Cálculo esclarece sobre comércio internacional
e uso sustentável da água como commodity
Através do cálculo da quantidade de água
que se utiliza para a produção de commodities
(água virtual), pesquisadores do Núcleo de Estudos
de População (Nepo), da Unicamp, podem entender
melhor como funciona o comércio internacional entre os
países que possuem escassez e os que possuem abundância
de recursos hídricos. Trata-se de uma perspectiva inédita
no gerenciamento de recursos hídricos que foi publicada
no artigo Água Virtual: O Brasil como grande exportador
de recursos hídricos, apresentado no XVI Simpósio
Brasileiro de Recursos Hídricos, que aconteceu no final
do ano passado em João Pessoa, na Paraíba.
A
partir desse conceito, os pesquisadores sabem o quanto de água
virtual os países exportam ou importam e encontrar maneiras
sustentáveis da utilização deste recurso.

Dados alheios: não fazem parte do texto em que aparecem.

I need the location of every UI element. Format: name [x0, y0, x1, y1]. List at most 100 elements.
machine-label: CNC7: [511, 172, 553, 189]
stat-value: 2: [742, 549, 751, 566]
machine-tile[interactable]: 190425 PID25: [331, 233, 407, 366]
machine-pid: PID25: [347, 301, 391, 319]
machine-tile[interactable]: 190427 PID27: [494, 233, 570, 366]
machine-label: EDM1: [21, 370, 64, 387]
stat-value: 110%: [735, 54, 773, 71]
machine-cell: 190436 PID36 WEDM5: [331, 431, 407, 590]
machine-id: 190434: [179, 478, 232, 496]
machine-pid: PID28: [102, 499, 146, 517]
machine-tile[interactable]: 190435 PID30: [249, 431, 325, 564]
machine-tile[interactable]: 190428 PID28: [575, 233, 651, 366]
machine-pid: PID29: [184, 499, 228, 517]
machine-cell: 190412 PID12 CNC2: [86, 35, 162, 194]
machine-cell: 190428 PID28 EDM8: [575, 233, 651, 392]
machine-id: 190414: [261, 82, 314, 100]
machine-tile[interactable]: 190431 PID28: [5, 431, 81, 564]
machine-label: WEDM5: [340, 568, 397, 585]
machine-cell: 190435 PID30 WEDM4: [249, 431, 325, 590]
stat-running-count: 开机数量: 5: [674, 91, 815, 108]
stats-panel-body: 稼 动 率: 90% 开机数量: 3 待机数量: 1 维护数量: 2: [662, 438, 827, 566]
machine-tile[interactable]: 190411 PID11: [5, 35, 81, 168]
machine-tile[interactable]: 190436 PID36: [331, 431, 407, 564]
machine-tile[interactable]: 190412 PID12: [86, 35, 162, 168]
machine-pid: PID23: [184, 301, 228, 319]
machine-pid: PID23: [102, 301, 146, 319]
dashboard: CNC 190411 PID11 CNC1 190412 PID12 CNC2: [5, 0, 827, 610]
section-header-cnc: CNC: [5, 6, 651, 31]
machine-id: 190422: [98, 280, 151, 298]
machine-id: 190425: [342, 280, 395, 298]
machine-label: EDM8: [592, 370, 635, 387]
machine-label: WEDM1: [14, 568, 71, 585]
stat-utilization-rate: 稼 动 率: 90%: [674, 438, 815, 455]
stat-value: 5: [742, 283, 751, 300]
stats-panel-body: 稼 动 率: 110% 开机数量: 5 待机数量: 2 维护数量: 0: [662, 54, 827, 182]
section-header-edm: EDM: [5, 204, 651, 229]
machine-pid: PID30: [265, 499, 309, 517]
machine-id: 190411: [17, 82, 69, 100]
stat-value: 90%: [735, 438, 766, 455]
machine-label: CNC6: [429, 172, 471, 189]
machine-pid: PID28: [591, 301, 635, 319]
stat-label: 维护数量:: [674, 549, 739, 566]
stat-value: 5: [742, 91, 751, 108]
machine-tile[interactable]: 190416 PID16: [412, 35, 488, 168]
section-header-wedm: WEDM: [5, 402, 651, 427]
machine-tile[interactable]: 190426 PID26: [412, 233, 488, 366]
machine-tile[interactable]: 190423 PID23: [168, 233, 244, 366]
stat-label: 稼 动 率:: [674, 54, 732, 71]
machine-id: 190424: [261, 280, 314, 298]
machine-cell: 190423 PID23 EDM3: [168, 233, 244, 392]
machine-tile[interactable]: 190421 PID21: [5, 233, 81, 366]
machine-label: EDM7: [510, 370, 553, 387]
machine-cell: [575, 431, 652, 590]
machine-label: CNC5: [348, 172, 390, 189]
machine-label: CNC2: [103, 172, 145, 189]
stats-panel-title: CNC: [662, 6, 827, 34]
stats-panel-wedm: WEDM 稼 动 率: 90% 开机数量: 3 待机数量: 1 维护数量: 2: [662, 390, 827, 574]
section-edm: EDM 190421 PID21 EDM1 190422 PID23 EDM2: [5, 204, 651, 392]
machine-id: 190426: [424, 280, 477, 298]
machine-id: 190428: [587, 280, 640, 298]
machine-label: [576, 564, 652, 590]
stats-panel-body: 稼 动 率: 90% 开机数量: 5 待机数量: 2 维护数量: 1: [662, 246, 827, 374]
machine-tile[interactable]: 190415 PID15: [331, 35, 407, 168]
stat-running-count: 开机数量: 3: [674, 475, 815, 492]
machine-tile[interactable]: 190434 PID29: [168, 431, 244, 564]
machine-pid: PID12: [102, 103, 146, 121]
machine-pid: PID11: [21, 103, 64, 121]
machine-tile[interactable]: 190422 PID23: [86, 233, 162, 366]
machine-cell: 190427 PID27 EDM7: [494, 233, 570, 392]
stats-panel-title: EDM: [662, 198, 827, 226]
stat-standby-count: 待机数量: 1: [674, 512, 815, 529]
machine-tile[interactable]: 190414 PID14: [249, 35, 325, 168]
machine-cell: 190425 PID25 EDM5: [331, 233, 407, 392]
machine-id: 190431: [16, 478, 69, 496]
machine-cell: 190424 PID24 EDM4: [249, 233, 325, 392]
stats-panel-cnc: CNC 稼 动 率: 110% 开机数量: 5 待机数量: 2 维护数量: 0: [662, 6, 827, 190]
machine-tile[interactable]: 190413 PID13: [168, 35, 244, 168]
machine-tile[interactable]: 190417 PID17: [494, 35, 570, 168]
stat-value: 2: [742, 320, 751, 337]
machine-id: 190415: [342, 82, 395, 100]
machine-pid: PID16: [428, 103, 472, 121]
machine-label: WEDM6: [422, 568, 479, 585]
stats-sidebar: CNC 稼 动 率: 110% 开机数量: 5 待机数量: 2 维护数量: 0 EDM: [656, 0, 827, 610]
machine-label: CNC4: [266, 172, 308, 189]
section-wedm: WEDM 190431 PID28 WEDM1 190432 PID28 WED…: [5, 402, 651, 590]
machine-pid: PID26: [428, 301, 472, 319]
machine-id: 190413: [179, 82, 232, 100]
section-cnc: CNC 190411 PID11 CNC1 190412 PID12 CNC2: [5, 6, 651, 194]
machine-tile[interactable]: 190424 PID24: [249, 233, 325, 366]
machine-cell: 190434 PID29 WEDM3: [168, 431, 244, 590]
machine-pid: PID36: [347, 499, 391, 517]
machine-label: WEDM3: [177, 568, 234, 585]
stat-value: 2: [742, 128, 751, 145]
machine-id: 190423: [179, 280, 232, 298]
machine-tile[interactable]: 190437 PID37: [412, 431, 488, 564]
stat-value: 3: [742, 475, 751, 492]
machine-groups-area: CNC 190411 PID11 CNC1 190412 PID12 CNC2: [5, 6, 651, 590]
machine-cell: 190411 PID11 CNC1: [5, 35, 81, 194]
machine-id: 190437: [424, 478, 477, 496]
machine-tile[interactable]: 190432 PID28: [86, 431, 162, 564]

Segundo Roberto Luiz do Carmo, pesquisador do Nepo, sociólogo
e doutor em demografia, o Brasil é um grande exportador
de água virtual através da soja e da carne bovina.
Em média, cada quilo de soja exige dois mil litros de água
para ser produzido. Já o quilo da carne bovina exige 43
mil litros de água. Neste cálculo entram não
só a água consumida diretamente pelo animal, que
varia de 50 a 60 litros por dia, mas também a água
utilizada na produção da alimentação
do gado.
Carmo
lembra que o Brasil é o segundo maior país detentor
de água doce do mundo, atrás somente do Canadá,
e por isso é lógico que utilize economicamente este
recurso. A questão levantada pelo sociólogo é
sobre a sustentabilidade a médio e longo prazo desse processo.
“A expansão da produção de soja na
Amazônia, por exemplo, traz conseqüências tanto
sociais como ambientais”, diz. Além do desmatamento,
a expansão da soja pode comprometer as fontes de água
doce e ainda desarticula os pequenos agricultores que são
incorporados pelos grandes latifúndios e se vêem
obrigados a ir para os centros urbanos.
Dados
do Ministério do Desenvolvimento, Indústria e Comércio
Exterior indicam que a exportação de água
virtual vem crescendo ao longo dos últimos anos. Em 2002,
o país exportou 52,2 bilhões de metros cúbicos
(m3) de água virtual, em 2003 foram 65,5 bilhões
m3 e no ano seguinte este número subiu para 73,8 bilhões.
A pesquisa aponta para o fato de que a agricultura consome 60%
do total de água utilizada no país, mais do que
o consumo industrial e doméstico juntos.
O
Instituto para a Educação da Água da Unesco
e o World Water Council alegam que a política
de comércio de água virtual alivia a pressão
sobre os países que possuem poucos recursos hídricos,
mas este comércio deve vir acompanhado de uma política
de conscientização para o uso de produtos que demandem
uma quantidade menor de água.
O
consumo de produtos que necessitam de muita água para sua
produção é alto no mundo, como por exemplo,
a soja e o arroz. Já os produtos como o milho e a batata,
que necessitam de menos água para produção,
são menos consumidos. Carmo argumenta que uma das saídas
para um planejamento sustentável da utilização
de recursos hídricos é a reestruturação
do cardápio. A própria globalização
traz aspectos negativos nesse sentido, “a disseminação
da comida tipo fast food, baseada em hambúrguer
e refrigerante (produtos que demandam muita água para a
produção), não é boa do ponto de vista
do gerenciamento dos recursos hídricos”, diz o pesquisador
Outra
saída para a sustentabilidade é o planejamento da
agricultura. Isso significa que a agroindústria não
deve somente se preocupar com lucro a curto prazo, como é
o caso das plantações de soja na Amazônia.
A longo prazo as conseqüências são a escassez
de recursos hídricos e a depredação da biodiversidade.
Roberto Carmo afirma ainda que o Estado deve estabelecer um planejamento
para uma exploração racional desses recursos.
A
pesquisa levanta também a questão da segurança
hídrica, que é o mínimo de água que
cada cidadão precisa diariamente. A ONU estabelece que
este mínimo é de 100 litros por dia, mas o consumo
médio no mundo varia de 50 a 150 litros ao dia. Esse número,
no entanto, é polêmico: “em uma cidade grande
com água encanada é difícil fazer esse cálculo
e em muitos casos o consumo de água diário supera
os 150 litros”, diz o pesquisador. Além disso, o
consumo varia de acordo com a disponibilidade de água de
cada país.
A
segunda etapa da pesquisa começa este ano e se divide em
duas frentes: em um primeiro momento os pesquisadores vão
estudar o destino da soja que é exportada e qual a implicação
direta na eficiência dos recursos hídricos; a segunda
parte é o estudo da plantação de eucaliptos
no cerrado, região que possui pouca água.